When training this model, we will use a pre-trained VGG16 and only retrain its last 5 layers:

keras_vgg16 = tf.keras.applications.VGG16(input_shape=(224,224,3),
                                         include_top=False)

output = keras_vgg16.output
output = tf.keras.layers.Flatten()(output)
prediction = tf.keras.layers.Dense(len(labels),
                                  activation=tf.nn.softmax)(output)

model = tf.keras.Model(inputs=keras_vgg16.input,
                      outputs=prediction)

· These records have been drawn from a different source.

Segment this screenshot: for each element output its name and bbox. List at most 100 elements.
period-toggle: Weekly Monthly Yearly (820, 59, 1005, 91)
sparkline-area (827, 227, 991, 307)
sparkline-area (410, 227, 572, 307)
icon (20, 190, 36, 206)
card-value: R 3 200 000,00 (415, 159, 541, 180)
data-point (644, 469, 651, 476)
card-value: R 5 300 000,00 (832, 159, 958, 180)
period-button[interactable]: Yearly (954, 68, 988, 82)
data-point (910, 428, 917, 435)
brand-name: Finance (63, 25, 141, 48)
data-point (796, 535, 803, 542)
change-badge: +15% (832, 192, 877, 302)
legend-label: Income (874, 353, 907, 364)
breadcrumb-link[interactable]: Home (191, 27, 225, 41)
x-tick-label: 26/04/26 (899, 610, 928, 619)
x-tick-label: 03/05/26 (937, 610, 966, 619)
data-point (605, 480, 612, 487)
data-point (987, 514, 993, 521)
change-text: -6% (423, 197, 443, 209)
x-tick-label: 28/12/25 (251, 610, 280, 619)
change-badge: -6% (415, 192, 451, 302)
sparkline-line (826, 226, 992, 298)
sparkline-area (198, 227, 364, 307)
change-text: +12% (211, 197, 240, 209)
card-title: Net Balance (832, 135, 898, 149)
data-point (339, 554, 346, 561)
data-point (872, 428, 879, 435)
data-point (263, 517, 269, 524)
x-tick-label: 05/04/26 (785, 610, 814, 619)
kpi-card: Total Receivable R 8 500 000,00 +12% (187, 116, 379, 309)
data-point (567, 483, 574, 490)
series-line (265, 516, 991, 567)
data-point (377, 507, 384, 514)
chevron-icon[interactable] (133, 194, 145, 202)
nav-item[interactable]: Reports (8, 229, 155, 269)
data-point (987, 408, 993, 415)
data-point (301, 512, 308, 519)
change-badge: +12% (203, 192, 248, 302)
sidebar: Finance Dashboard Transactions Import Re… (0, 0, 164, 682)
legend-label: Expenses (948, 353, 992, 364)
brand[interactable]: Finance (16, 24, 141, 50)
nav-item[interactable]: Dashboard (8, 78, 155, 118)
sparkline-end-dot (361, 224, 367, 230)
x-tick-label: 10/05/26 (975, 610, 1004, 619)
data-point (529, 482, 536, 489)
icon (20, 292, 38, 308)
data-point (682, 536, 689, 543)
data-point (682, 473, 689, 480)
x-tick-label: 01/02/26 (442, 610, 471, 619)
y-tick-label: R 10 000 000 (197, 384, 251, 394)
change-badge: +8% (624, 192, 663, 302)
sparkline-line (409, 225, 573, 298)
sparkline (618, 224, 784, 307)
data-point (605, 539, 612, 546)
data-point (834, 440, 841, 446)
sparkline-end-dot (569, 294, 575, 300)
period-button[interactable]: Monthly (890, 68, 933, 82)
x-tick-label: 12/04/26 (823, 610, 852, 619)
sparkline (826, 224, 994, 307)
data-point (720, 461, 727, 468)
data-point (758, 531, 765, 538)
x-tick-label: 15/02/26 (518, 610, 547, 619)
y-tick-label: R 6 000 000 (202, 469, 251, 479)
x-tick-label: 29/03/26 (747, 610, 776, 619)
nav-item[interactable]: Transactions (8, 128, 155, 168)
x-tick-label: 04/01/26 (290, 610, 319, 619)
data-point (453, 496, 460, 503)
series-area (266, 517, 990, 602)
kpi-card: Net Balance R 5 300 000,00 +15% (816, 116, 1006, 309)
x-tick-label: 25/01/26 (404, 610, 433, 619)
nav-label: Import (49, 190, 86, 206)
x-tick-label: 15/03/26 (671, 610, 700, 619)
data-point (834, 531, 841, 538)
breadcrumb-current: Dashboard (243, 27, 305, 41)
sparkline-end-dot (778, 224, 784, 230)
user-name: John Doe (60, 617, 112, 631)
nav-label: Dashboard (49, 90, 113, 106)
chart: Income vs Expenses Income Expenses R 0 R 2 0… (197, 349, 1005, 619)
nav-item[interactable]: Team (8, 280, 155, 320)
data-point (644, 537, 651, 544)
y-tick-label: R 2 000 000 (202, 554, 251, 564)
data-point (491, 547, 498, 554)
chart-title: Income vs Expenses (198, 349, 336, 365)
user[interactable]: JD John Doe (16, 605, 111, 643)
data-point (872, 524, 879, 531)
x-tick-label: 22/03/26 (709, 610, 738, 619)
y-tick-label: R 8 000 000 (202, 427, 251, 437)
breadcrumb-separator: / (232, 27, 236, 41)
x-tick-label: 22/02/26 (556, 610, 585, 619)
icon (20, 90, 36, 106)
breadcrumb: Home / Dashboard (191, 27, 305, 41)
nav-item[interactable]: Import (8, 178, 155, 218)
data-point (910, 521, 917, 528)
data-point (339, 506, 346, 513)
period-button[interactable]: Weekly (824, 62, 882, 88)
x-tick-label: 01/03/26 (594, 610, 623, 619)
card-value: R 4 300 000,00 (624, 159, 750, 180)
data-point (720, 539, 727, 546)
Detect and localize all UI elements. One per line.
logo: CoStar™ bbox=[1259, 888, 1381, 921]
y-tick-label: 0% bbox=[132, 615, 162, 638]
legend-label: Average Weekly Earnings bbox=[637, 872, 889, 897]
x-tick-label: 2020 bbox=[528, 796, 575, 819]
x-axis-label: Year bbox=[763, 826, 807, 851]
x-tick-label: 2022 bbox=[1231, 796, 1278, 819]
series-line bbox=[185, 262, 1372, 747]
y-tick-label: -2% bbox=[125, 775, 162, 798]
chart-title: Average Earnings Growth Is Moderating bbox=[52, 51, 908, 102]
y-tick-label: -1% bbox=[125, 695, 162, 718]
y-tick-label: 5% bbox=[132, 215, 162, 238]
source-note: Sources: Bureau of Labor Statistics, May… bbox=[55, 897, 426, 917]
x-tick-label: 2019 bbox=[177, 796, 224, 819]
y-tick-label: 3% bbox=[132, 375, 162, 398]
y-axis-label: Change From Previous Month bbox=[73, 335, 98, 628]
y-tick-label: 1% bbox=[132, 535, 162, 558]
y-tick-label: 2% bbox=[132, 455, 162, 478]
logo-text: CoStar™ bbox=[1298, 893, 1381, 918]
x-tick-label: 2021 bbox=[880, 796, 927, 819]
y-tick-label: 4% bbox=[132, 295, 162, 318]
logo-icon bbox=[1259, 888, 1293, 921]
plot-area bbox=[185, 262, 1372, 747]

for layer in keras_vgg16.layers[:-4]:
   layer.trainable = False

我,我Everything is ready, you can follow the above steps, and use NUM_GPUS GPU to train our model in a few minutes:

model.compile(loss='categorical_crossentropy',               optimizer=tf.train.AdamOptimizer(),              metrics=['accuracy'])

NUM_GPUS = 2
strategy = tf.contrib.distribute.MirroredStrategy(num_gpus=NUM_GPUS)
config = tf.estimator.RunConfig(train_distribute=strategy)
estimator = tf.keras.estimator.model_to_estimator(model,                                                  config=config)
BATCH_SIZE = 64
EPOCHS = 1

estimator.train(input_fn=lambda:input_fn(train_folder,                                         labels,                                         shuffle=True,                                         batch_size=BATCH_SIZE,                                         buffer_size=2048,                                         num_epochs=EPOCHS,                                         prefetch_buffer_size=4),                hooks=[time_hist])

After training, we can evaluate the accuracy of the test set, which should be around 95% (on the initial baseline) Say it's not bad):

estimator.evaluate(input_fn=lambda:input_fn(test_folder,
                                           labels, 
                                           shuffle=False,
                                           batch_size=BATCH_SIZE,
                                           buffer_size=1024,
                                           num_epochs=1))

Fashion-MNIST training throughput and total time when training with two K80 GPUs, using different NUM_GPUS, showing linear scaling

summary We introduced above Easily train the Keras deep learning model on multiple GPUs using the estimator API, how to write best-practice input pipelines to take advantage of our resources (linear scaling), and how to time our training throughput through hooks.

Please be aware that in the end we are mainly concerned with test set errors. You may notice that the accuracy of the test set decreases as the NUM_GPUS value increases. One reason for this may be that MirroredStrategy can effectively train the model when using the batch size of BATCH_SIZE*NUM_GPUS, and we may need to adjust the BATCH_SIZE or learning rate as we increase the number of GPUs. For ease of drawing, all other hyperparameters except NUM_GPUS remain unchanged, but in fact we need to adjust these hyperparameters.

The size of the dataset and model also affects the scaling of these scenarios. The GPU's bandwidth is poor when reading or writing small data, especially if it is a relatively old GPU (such as the K80), and may cause the situation shown in the Fashion-MNIST diagram above.

致谢Thanks to the TensorFlow team, especially Josh Gordon, and colleagues from Zalando Research, especially Duncan Blythe, Gokhan Yildirim and Sebastian Heinz for their help in editing the draft.